L’essor d’Air Côte d’Ivoire, la compagnie aérienne nationale ivoirienne, sur la ligne stratégique Abidjan-Paris, est aujourd’hui entravé par des manœuvres discrètes mais déterminantes. Derrière les discours lisses sur la coopération et le développement, se dessine une bataille féroce entre intérêts industriels et stratégiques européens, dans laquelle Airbus et Air France jouent un rôle central.
Airbus, le géant européen de l’aéronautique, sème le trouble. Après s’être engagé à livrer à Air Côte d’Ivoire un Airbus A330 en juillet 2025, permettant ainsi à la compagnie d’inaugurer ses vols directs dès août 2025, le constructeur a une nouvelle fois reporté cette livraison, cette fois à la fin août.
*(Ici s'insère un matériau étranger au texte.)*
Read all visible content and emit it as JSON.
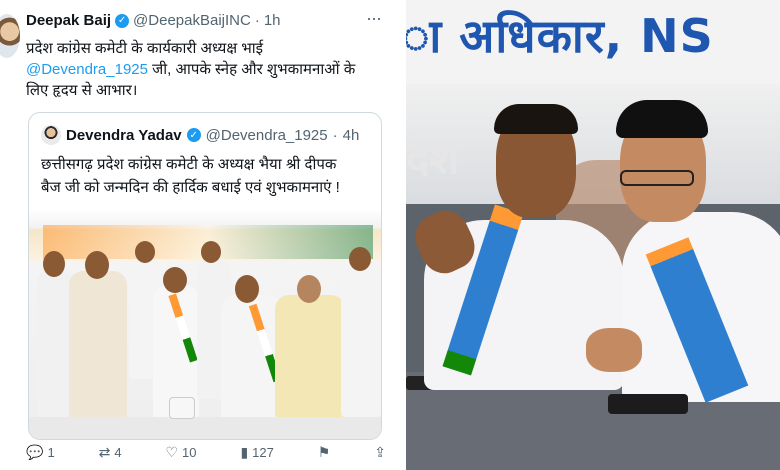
{
  "tweet": {
    "author_name": "Deepak Baij",
    "author_handle": "@DeepakBaijINC",
    "separator": "·",
    "time": "1h",
    "more": "···",
    "text_line1": "प्रदेश कांग्रेस कमेटी के कार्यकारी अध्यक्ष भाई",
    "mention": "@Devendra_1925",
    "text_line2_rest": " जी, आपके स्नेह और शुभकामनाओं के",
    "text_line3": "लिए हृदय से आभार।",
    "verified_icon": "verified-badge-icon"
  },
  "quote": {
    "author_name": "Devendra Yadav",
    "author_handle": "@Devendra_1925",
    "separator": "·",
    "time": "4h",
    "text_line1": "छत्तीसगढ़ प्रदेश कांग्रेस कमेटी के अध्यक्ष भैया श्री दीपक",
    "text_line2": "बैज जी को जन्मदिन की हार्दिक बधाई एवं शुभकामनाएं !"
  },
  "actions": {
    "reply_count": "1",
    "retweet_count": "4",
    "like_count": "10",
    "views_count": "127"
  },
  "photo": {
    "banner_top_text": "ा अधिकार, NS",
    "banner_mid_text": "देश"
  },
  "colors": {
    "verified": "#1d9bf0",
    "mention": "#1d9bf0",
    "muted": "#536471",
    "banner_blue": "#1f56b0"
  }
}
Ce retard, loin d’être anodin, condamne Air Côte d’Ivoire à manquer la haute saison estivale — période décisive pour la rentabilité et la visibilité de cette ligne Abidjan-Paris.

Mais pourquoi ce report ? Comment ne pas voir derrière ce décalage un calcul stratégique ? Airbus, dont l’État français détient 11 % du capital, ne peut ignorer les conséquences d’une ouverture tardive pour Air Côte d’Ivoire. Or, parallèlement, l’État français détient 27,98 % d’Air France, qui elle-même possède 11 % de la compagnie ivoirienne. Ce jeu d’intérêts croisés crée un imbroglio politique et économique où l’ombre d’Air France plane lourdement sur le développement de son partenaire africain.
Car Air France ne reste pas les bras croisés. La compagnie française est l’actuel leader sur la ligne Abidjan-Paris, exploitant jusqu’à 14 vols directs par semaine, avec des avions pouvant accueillir près de 291 passagers par vol. Chaque année, elle transporte plus d’un million de passagers sur cette route, avec des taux de remplissage dépassant parfois 80 %, notamment en haute saison. Cette ligne est une des plus rentables d’Air France en Afrique subsaharienne, grâce à la forte demande de la diaspora ivoirienne et des voyageurs d’affaires.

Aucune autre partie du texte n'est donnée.